Preuve s’il en est, qu’il est encore et toujours nécessaire de faire de la prévention et de l’information chez ces patientes tout en tenant compte des contextes vasculaires, métaboliques et gynécologiques liés à cette période.

c) Le suivi gynécologique médecin-dépendant

Au fil des entretiens, certains généralistes semblent très impliqués dans le suivi gynécologique de leurs patientes alors que d’autres délèguent très facilement cette part de leur activité. À l’image de ces données, la réalité des chiffres trouvés sur ce sujet est très hétérogène.
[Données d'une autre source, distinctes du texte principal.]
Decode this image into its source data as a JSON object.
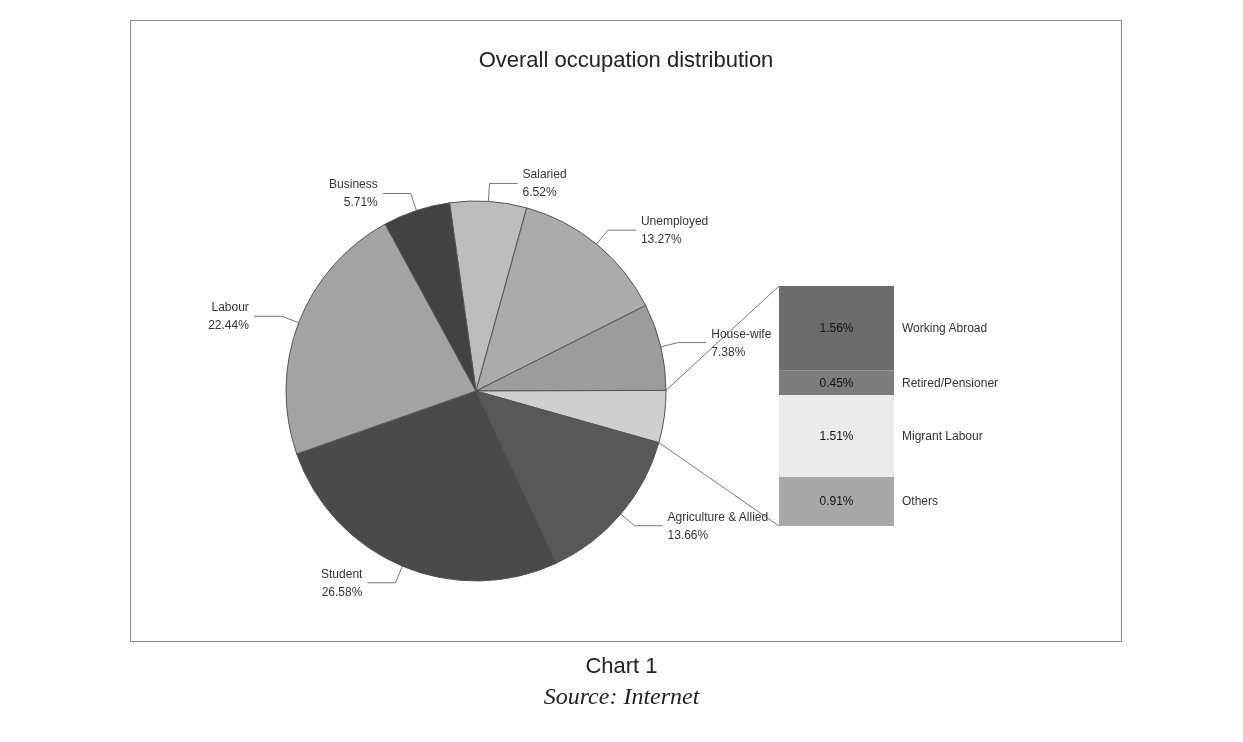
{
  "chart_data": [
    {
      "type": "pie",
      "title": "Overall occupation distribution",
      "categories": [
        "Salaried",
        "Unemployed",
        "House-wife",
        null,
        "Agriculture & Allied",
        "Student",
        "Labour",
        "Business"
      ],
      "values": [
        6.52,
        13.27,
        7.38,
        4.43,
        13.66,
        26.58,
        22.44,
        5.71
      ],
      "value_labels": [
        "6.52%",
        "13.27%",
        "7.38%",
        null,
        "13.66%",
        "26.58%",
        "22.44%",
        "5.71%"
      ],
      "colors": [
        "#bdbdbd",
        "#ababab",
        "#9c9c9c",
        "#cfcfcf",
        "#585858",
        "#4a4a4a",
        "#a3a3a3",
        "#424242"
      ],
      "annotations": [
        "Chart 1",
        "Source: Internet"
      ]
    },
    {
      "type": "bar",
      "stacked": true,
      "categories": [
        null
      ],
      "series": [
        {
          "name": "Others",
          "color": "#a8a8a8",
          "values": [
            0.91
          ],
          "value_labels": [
            "0.91%"
          ]
        },
        {
          "name": "Migrant Labour",
          "color": "#ebebeb",
          "values": [
            1.51
          ],
          "value_labels": [
            "1.51%"
          ]
        },
        {
          "name": "Retired/Pensioner",
          "color": "#7c7c7c",
          "values": [
            0.45
          ],
          "value_labels": [
            "0.45%"
          ]
        },
        {
          "name": "Working Abroad",
          "color": "#6c6c6c",
          "values": [
            1.56
          ],
          "value_labels": [
            "1.56%"
          ]
        }
      ]
    }
  ]
}
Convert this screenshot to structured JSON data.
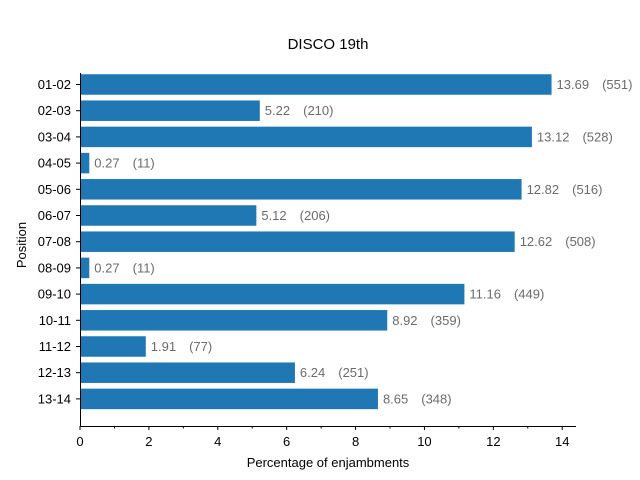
{
  "chart_data": {
    "type": "bar",
    "orientation": "horizontal",
    "title": "DISCO 19th",
    "xlabel": "Percentage of enjambments",
    "ylabel": "Position",
    "xlim": [
      0,
      14.4
    ],
    "xticks": [
      0,
      2,
      4,
      6,
      8,
      10,
      12,
      14
    ],
    "bar_color": "#1f77b4",
    "label_color": "#6b6b6b",
    "grid": false,
    "categories": [
      "01-02",
      "02-03",
      "03-04",
      "04-05",
      "05-06",
      "06-07",
      "07-08",
      "08-09",
      "09-10",
      "10-11",
      "11-12",
      "12-13",
      "13-14"
    ],
    "values": [
      13.69,
      5.22,
      13.12,
      0.27,
      12.82,
      5.12,
      12.62,
      0.27,
      11.16,
      8.92,
      1.91,
      6.24,
      8.65
    ],
    "value_labels": [
      "13.69",
      "5.22",
      "13.12",
      "0.27",
      "12.82",
      "5.12",
      "12.62",
      "0.27",
      "11.16",
      "8.92",
      "1.91",
      "6.24",
      "8.65"
    ],
    "count_labels": [
      "(551)",
      "(210)",
      "(528)",
      "(11)",
      "(516)",
      "(206)",
      "(508)",
      "(11)",
      "(449)",
      "(359)",
      "(77)",
      "(251)",
      "(348)"
    ]
  }
}
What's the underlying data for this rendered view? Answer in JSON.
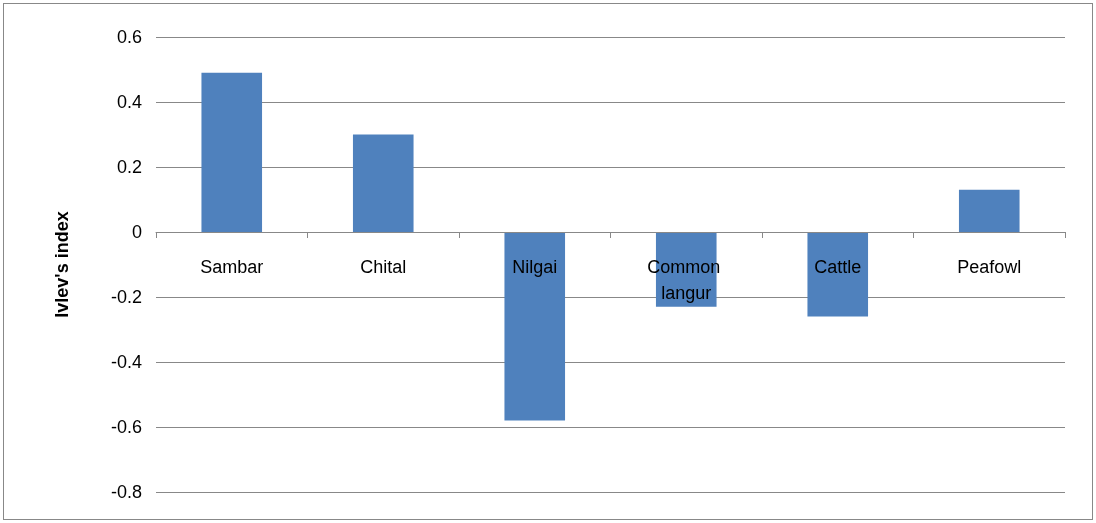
{
  "chart_data": {
    "type": "bar",
    "ylabel": "Ivlev's index",
    "categories": [
      "Sambar",
      "Chital",
      "Nilgai",
      "Common langur",
      "Cattle",
      "Peafowl"
    ],
    "values": [
      0.49,
      0.3,
      -0.58,
      -0.23,
      -0.26,
      0.13
    ],
    "color": "#4f81bd",
    "ylim": [
      -0.8,
      0.6
    ],
    "yticks": [
      -0.8,
      -0.6,
      -0.4,
      -0.2,
      0,
      0.2,
      0.4,
      0.6
    ],
    "grid": "y"
  }
}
Ainsi, une étude menée en 2016 à la demande de l’Observatoire Régional de la Santé - Pays de la Loire, montre que sur le plan national :

- 57% des médecins généralistes « disent voir au moins une fois par semaine des patientes pour un motif gynécologique ». Et parmi ces consultations, dans 52% des cas le motif est « l’instauration ou le suivi d’une méthode contraceptive, hors urgence ».

- 56% des médecins généralistes partagent l’idée que réaliser des suivis gynécologiques fait partie de leur mission (81).

En janvier 2018, selon un sondage réalisé par l'Union Régionale des Médecins Libéraux (URML) de Normandie, près de 90% des médecins généralistes assurent « tout ou partie du suivi gynécologique » de leurs patientes et sont « très attachés » à ce volet de leur activité (85).

Une juste mesure semble nécessaire à trouver. Le manque de données homogènes sur ce sujet reflète avant tout une pratique très médecin-dépendant peu propice à la généralisation sur le sujet. A contrario, un manque d’intérêt pour la discipline peut également expliquer l’absence de pratique de la gynécologie dans un cabinet de médecine générale. Deux médecins de l’échantillon déclarent avoir un manque d’intérêt pour la discipline. Comme l’évoque la littérature, ce manque d’intérêt pour la discipline entraine nécessairement un manque d’appétence pour la formation gynécologique (86).

Cette prise en charge hétérogène de la gynécologie par les généralistes s’avère être une source de confusion auprès des patientes. Peu sont informées de la possibilité d’effectuer leur suivi gynécologique « classique » avec un généraliste.